そのときに、ふと考えたんです。「人生、これで終わっていいのか?」と。このまま終わりたくないから、もっと演歌を頑張らなければと覚悟を決め、ようやく本腰を入れました(笑)。

イモからの成長が…

――デビューして6〜7年、演歌で生きていくと決めていなかったんですか!?

工藤 私の中で、演歌歌手で生きていこうとしっかりと定まったのは、2020年なんです(笑)。


――それは意外です。今後、どんな歌手を目指していますか?


工藤 この世に名を残したい。日本だけでなく、世界に挑戦したい気持ちがあります。私がどんな曲を歌うのか興味を抱いてくれた方の前で歌っていきたいです。場所もお客様の人数も問いません。たとえ道端でも、田んぼでもいいんです。

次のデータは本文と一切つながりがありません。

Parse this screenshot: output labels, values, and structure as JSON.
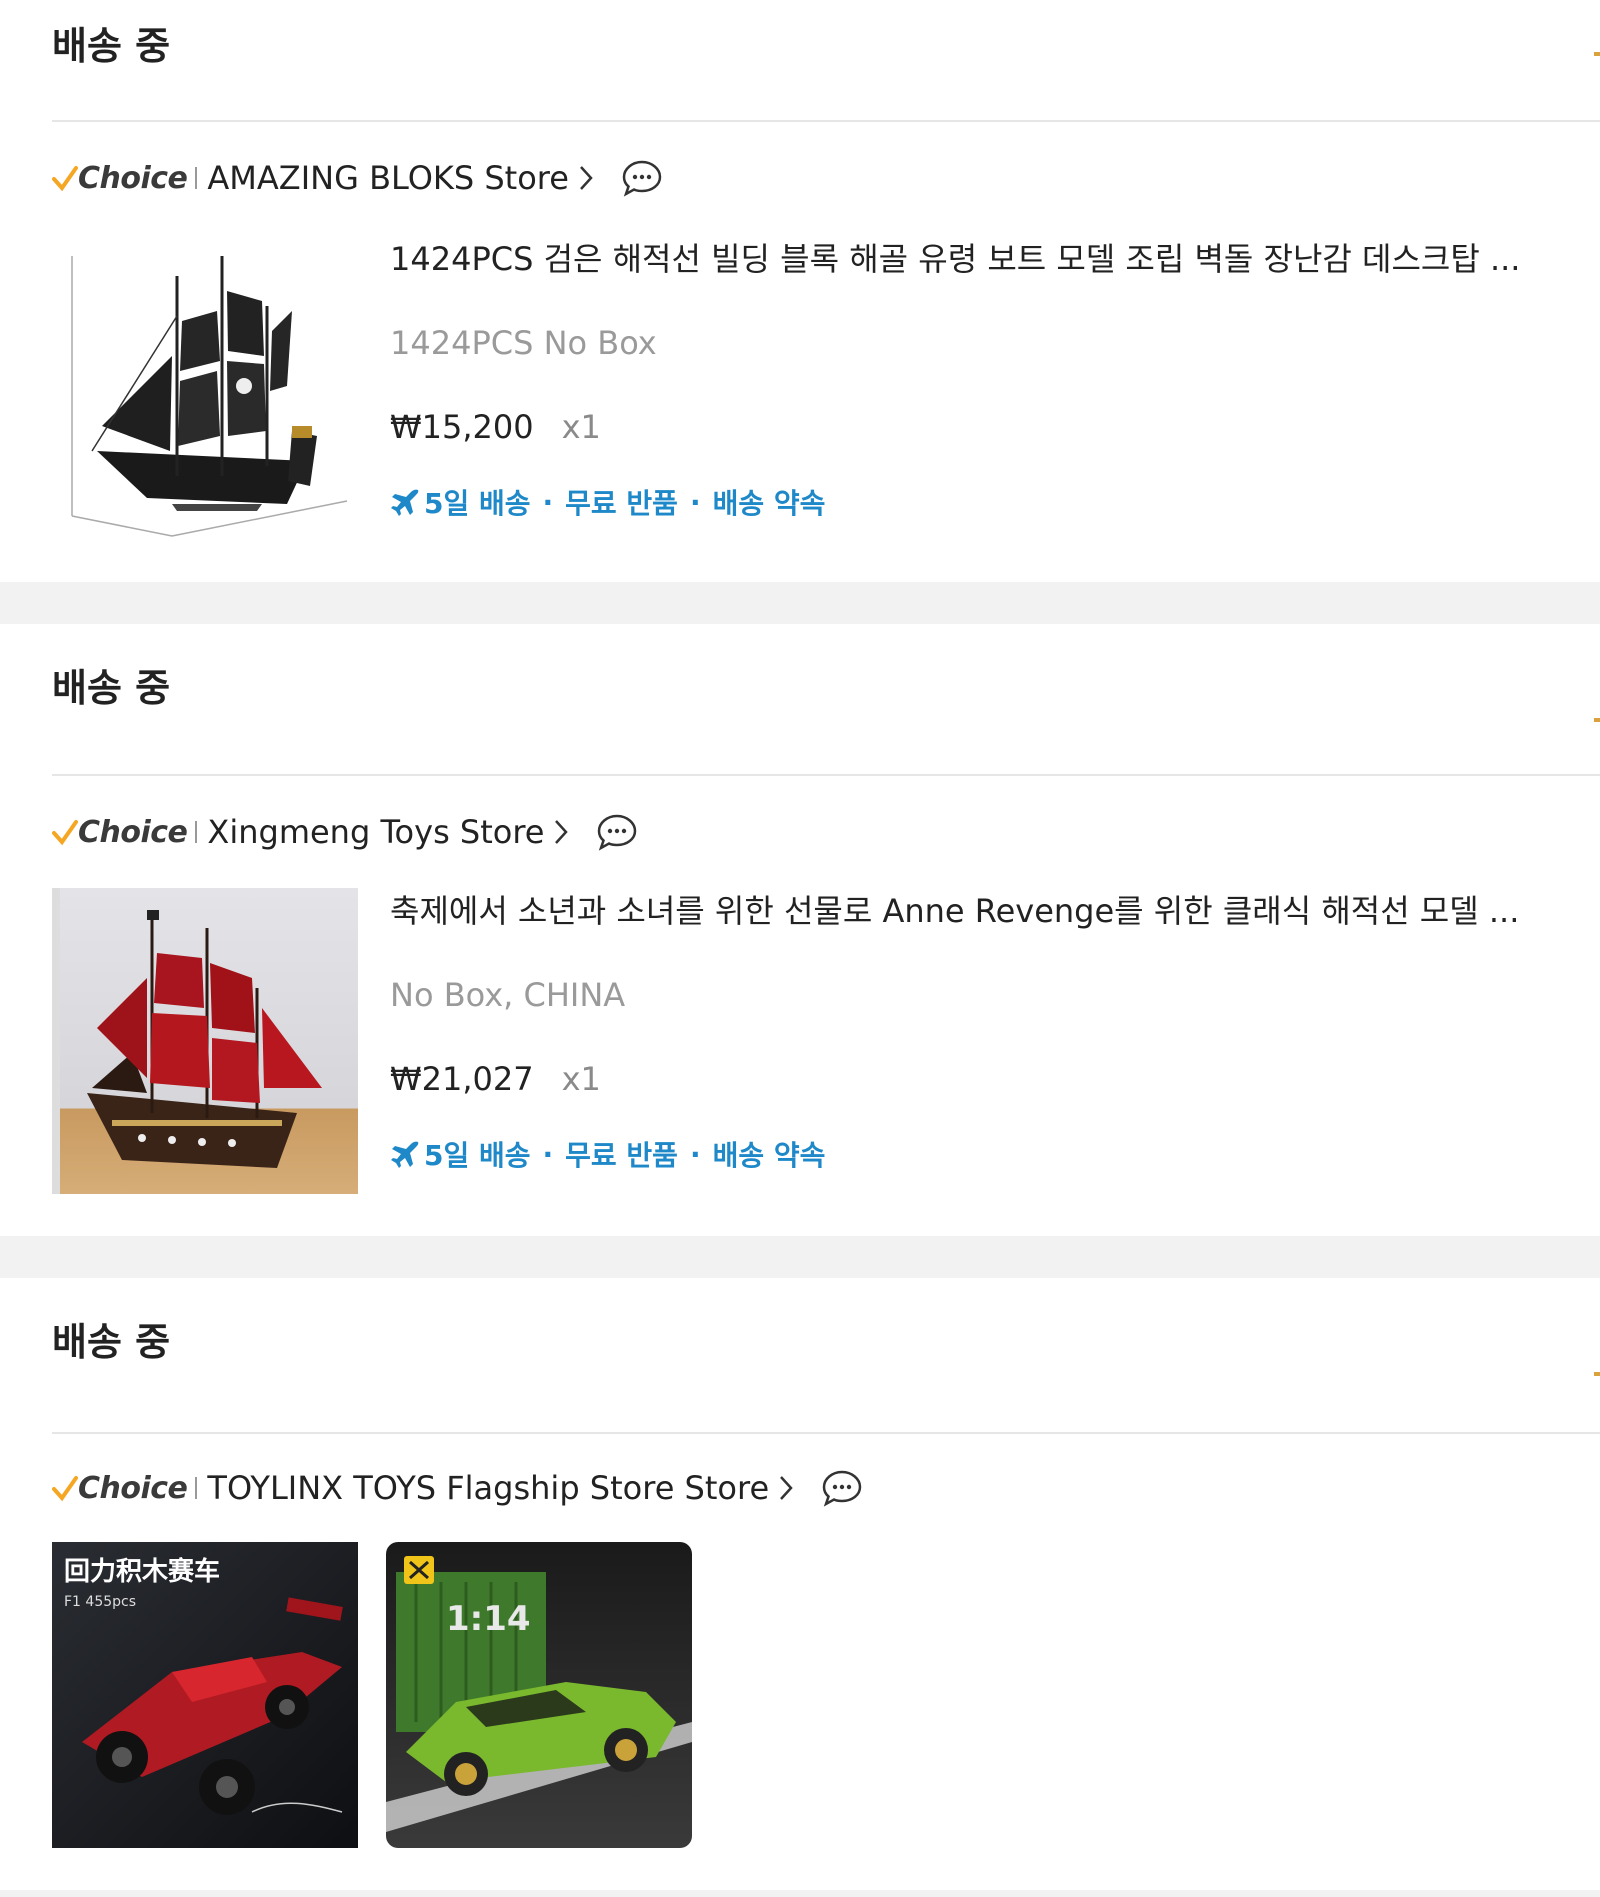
{
  "orders": [
    {
      "status": "배송 중",
      "choice_label": "Choice",
      "store": "AMAZING BLOKS Store",
      "item": {
        "title": "1424PCS 검은 해적선 빌딩 블록 해골 유령 보트 모델 조립 벽돌 장난감 데스크탑 ...",
        "variant": "1424PCS No Box",
        "price": "₩15,200",
        "qty": "x1",
        "shipping": [
          "5일 배송",
          "무료 반품",
          "배송 약속"
        ]
      }
    },
    {
      "status": "배송 중",
      "choice_label": "Choice",
      "store": "Xingmeng Toys Store",
      "item": {
        "title": "축제에서 소년과 소녀를 위한 선물로 Anne Revenge를 위한 클래식 해적선 모델 ...",
        "variant": "No Box, CHINA",
        "price": "₩21,027",
        "qty": "x1",
        "shipping": [
          "5일 배송",
          "무료 반품",
          "배송 약속"
        ]
      }
    },
    {
      "status": "배송 중",
      "choice_label": "Choice",
      "store": "TOYLINX TOYS Flagship Store Store",
      "thumbs": [
        {
          "overlay_title": "回力积木赛车",
          "overlay_sub": "F1 455pcs"
        },
        {
          "overlay_scale": "1:14"
        }
      ]
    }
  ],
  "separator": "·",
  "colors": {
    "shipping": "#1e88c8",
    "choice_check": "#f5a623",
    "muted": "#9a9a9a"
  },
  "icons": [
    "check-icon",
    "chevron-right-icon",
    "chat-bubble-icon",
    "airplane-icon"
  ]
}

――最後に、師匠の弦哲也さんの言葉で心の支えとしているものはありますか?


工藤 デビュー当時は「昭和の薫りがする声」と言われ、故郷を想うような曲を歌っていました。オーディションのときに弦先生から「君は磨けば光る原石だ。でも、磨かなければ泥のついたまま。今後、どうするかは君次第だよ」と言われたんです。「今はどうですか?」と弦先生にお聞きしたところ、「今は土のついた芋だな(笑)」。デビューして数年後に「芋ではなく、玉ねぎにはなりましたかね?」と尋ねると、「まあ、なったんじゃないか」と。


玉ねぎは、表面に泥がついていても剥けば輝くじゃないですか。つい先日もその話になり、「スイートポテトくらいにはなったんじゃないか」とおっしゃっていたんですが、心の中では、また芋に戻ったと思いましたね(笑)。
くどう・あやの 1994年5月7日生まれ。山形県山形市出身。2014年1月『さくらんぼ 恋しんぼ』でデビュー。今年1月18日、8枚目シングル『洗ひ髪』をリリース。「昭和の忘れ物」と称される声の持ち主。